After months of delays, the central KYC system (C-KYC) seems to be finally taking off. About 1,200 entities regulated by financial regulators have already started uploading KYC records in the C-KYC. The system is owned by the government entity Central Registry of Securitisation Asset Reconstruction and Security Interest of India (CERSAI) and maintained by Dotex International, a subsidiary of the NSE. Sources in the NSE said that about 1,200 entities are already at the testing stage.

De-duplication process

C-KYC will result in substantial cost savings with an average cost of about ₹1 an upload, download or update. Currently, MFs and securities market intermediaries pay about ₹20-35 a KYC.
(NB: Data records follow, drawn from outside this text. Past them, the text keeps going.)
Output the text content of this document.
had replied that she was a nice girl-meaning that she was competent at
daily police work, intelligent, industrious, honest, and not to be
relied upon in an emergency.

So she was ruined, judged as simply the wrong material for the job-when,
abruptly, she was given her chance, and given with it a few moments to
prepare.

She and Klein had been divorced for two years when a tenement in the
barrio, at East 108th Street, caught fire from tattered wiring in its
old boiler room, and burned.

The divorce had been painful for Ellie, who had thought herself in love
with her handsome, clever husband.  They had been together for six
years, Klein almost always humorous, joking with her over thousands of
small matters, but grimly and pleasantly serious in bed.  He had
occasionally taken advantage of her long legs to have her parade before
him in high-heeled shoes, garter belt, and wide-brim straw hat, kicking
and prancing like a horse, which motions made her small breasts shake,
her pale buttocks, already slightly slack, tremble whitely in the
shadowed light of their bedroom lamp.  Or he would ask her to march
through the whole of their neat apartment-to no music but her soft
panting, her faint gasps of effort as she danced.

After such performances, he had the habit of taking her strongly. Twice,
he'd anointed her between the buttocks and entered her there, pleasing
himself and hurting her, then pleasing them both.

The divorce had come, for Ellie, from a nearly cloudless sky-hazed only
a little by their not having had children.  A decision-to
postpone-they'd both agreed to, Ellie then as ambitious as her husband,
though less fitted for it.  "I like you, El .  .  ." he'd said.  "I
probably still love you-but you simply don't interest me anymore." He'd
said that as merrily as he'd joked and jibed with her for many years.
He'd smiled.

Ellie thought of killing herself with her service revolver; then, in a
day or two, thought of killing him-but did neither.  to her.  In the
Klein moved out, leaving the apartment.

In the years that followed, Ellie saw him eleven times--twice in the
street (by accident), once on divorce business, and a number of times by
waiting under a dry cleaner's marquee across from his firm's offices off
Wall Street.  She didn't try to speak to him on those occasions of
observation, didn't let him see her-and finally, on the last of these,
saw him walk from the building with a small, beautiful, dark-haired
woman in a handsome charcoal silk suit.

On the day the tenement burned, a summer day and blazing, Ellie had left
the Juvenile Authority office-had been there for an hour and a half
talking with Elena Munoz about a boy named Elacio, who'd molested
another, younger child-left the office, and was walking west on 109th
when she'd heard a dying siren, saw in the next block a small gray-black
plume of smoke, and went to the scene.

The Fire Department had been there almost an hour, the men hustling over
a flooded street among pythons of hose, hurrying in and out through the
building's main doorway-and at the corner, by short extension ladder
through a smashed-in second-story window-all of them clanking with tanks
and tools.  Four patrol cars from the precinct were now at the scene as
The C-KYC registry has a robust de-duplication process to ensure that no duplicate C-KYC ID is issued. This helps link one client with a single ID by de-duplicating all his relationships, be it bank accounts, demat accounts, trading accounts, insurance policies and pension accounts with every financial intermediary, the officials said.
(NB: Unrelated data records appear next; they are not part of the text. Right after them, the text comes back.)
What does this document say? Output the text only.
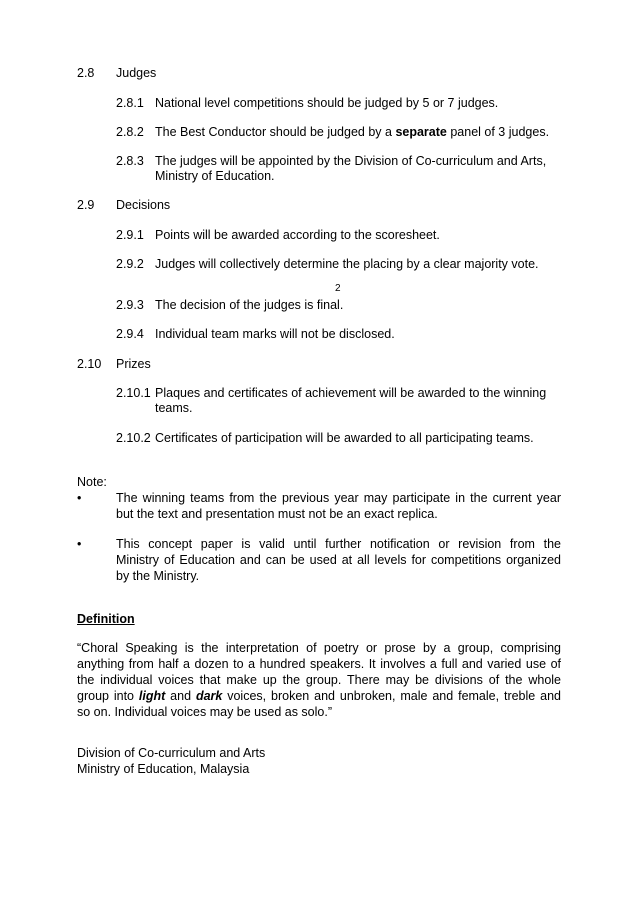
2.8 Judges

2.8.1 National level competitions should be judged by 5 or 7 judges.

2.8.2 The Best Conductor should be judged by a separate panel of 3 judges.

2.8.3 The judges will be appointed by the Division of Co-curriculum and Arts,

Ministry of Education.

2.9 Decisions

2.9.1 Points will be awarded according to the scoresheet.

2.9.2 Judges will collectively determine the placing by a clear majority vote.

2

2.9.3 The decision of the judges is final.

2.9.4 Individual team marks will not be disclosed.

2.10 Prizes

2.10.1 Plaques and certificates of achievement will be awarded to the winning

teams.

2.10.2 Certificates of participation will be awarded to all participating teams.

Note:

•	The winning teams from the previous year may participate in the current year

but the text and presentation must not be an exact replica.

•	This concept paper is valid until further notification or revision from the

Ministry of Education and can be used at all levels for competitions organized

by the Ministry.

Definition

“Choral Speaking is the interpretation of poetry or prose by a group, comprising

anything from half a dozen to a hundred speakers. It involves a full and varied use of

the individual voices that make up the group. There may be divisions of the whole

group into light and dark voices, broken and unbroken, male and female, treble and

so on. Individual voices may be used as solo.”

Division of Co-curriculum and Arts

Ministry of Education, Malaysia
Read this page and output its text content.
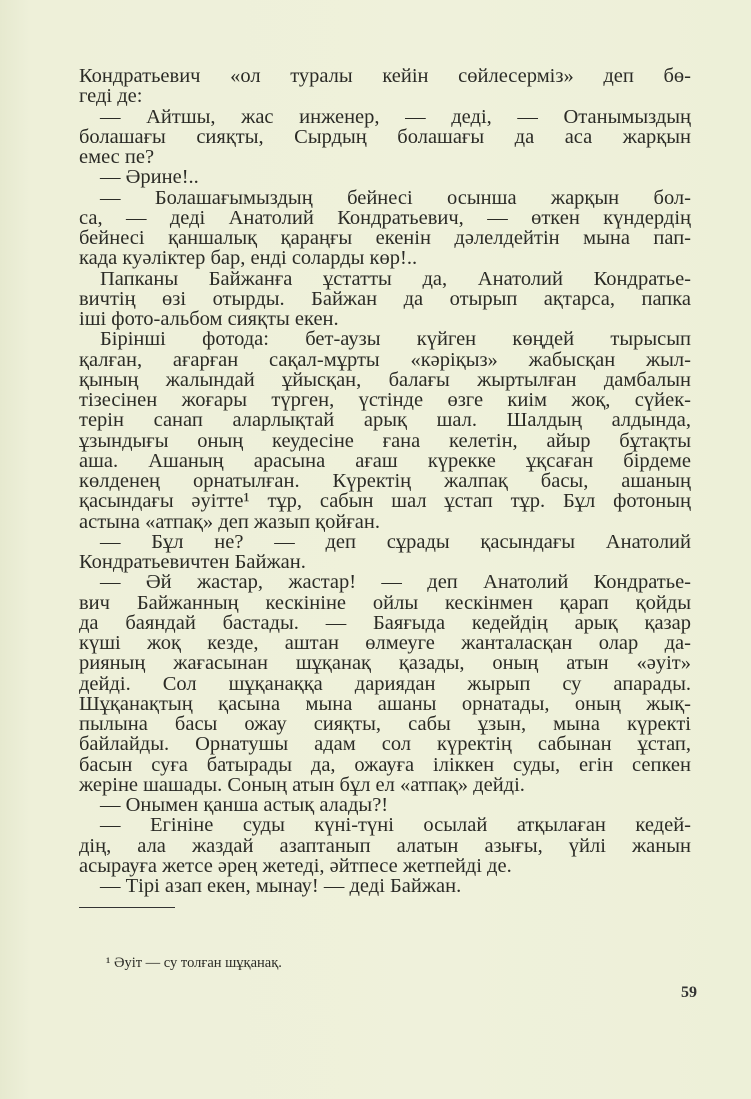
Кондратьевич «ол туралы кейін сөйлесерміз» деп бө-
геді де:
— Айтшы, жас инженер, — деді, — Отанымыздың
болашағы сияқты, Сырдың болашағы да аса жарқын
емес пе?
— Әрине!..
— Болашағымыздың бейнесі осынша жарқын бол-
са, — деді Анатолий Кондратьевич, — өткен күндердің
бейнесі қаншалық қараңғы екенін дәлелдейтін мына пап-
када куәліктер бар, енді соларды көр!..
Папканы Байжанға ұстатты да, Анатолий Кондратье-
вичтің өзі отырды. Байжан да отырып ақтарса, папка
іші фото-альбом сияқты екен.
Бірінші фотода: бет-аузы күйген көңдей тырысып
қалған, ағарған сақал-мұрты «кәріқыз» жабысқан жыл-
қының жалындай ұйысқан, балағы жыртылған дамбалын
тізесінен жоғары түрген, үстінде өзге киім жоқ, сүйек-
терін санап аларлықтай арық шал. Шалдың алдында,
ұзындығы оның кеудесіне ғана келетін, айыр бұтақты
аша. Ашаның арасына ағаш күрекке ұқсаған бірдеме
көлденең орнатылған. Күректің жалпақ басы, ашаның
қасындағы әуітте¹ тұр, сабын шал ұстап тұр. Бұл фотоның
астына «атпақ» деп жазып қойған.
— Бұл не? — деп сұрады қасындағы Анатолий
Кондратьевичтен Байжан.
— Әй жастар, жастар! — деп Анатолий Кондратье-
вич Байжанның кескініне ойлы кескінмен қарап қойды
да баяндай бастады. — Баяғыда кедейдің арық қазар
күші жоқ кезде, аштан өлмеуге жанталасқан олар да-
рияның жағасынан шұқанақ қазады, оның атын «әуіт»
дейді. Сол шұқанаққа дариядан жырып су апарады.
Шұқанақтың қасына мына ашаны орнатады, оның жық-
пылына басы ожау сияқты, сабы ұзын, мына күректі
байлайды. Орнатушы адам сол күректің сабынан ұстап,
басын суға батырады да, ожауға іліккен суды, егін сепкен
жеріне шашады. Соның атын бұл ел «атпақ» дейді.
— Онымен қанша астық алады?!
— Егініне суды күні-түні осылай атқылаған кедей-
дің, ала жаздай азаптанып алатын азығы, үйлі жанын
асырауға жетсе әрең жетеді, әйтпесе жетпейді де.
— Тірі азап екен, мынау! — деді Байжан.
¹ Әуіт — су толған шұқанақ.
59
Over the next few years, all SEBI registered KYC registration agencies (KRAs) will be subsumed as the C-KYC system gets fully operationalised, the official said.

RBI circular

Banks (both PSU and private) have started uploading data after the RBI in its November 2016 circular mandated that from February this year, KYC of all fresh accounts opened from January 2017 onwards should be fed into the C-KYC system, the official summed up.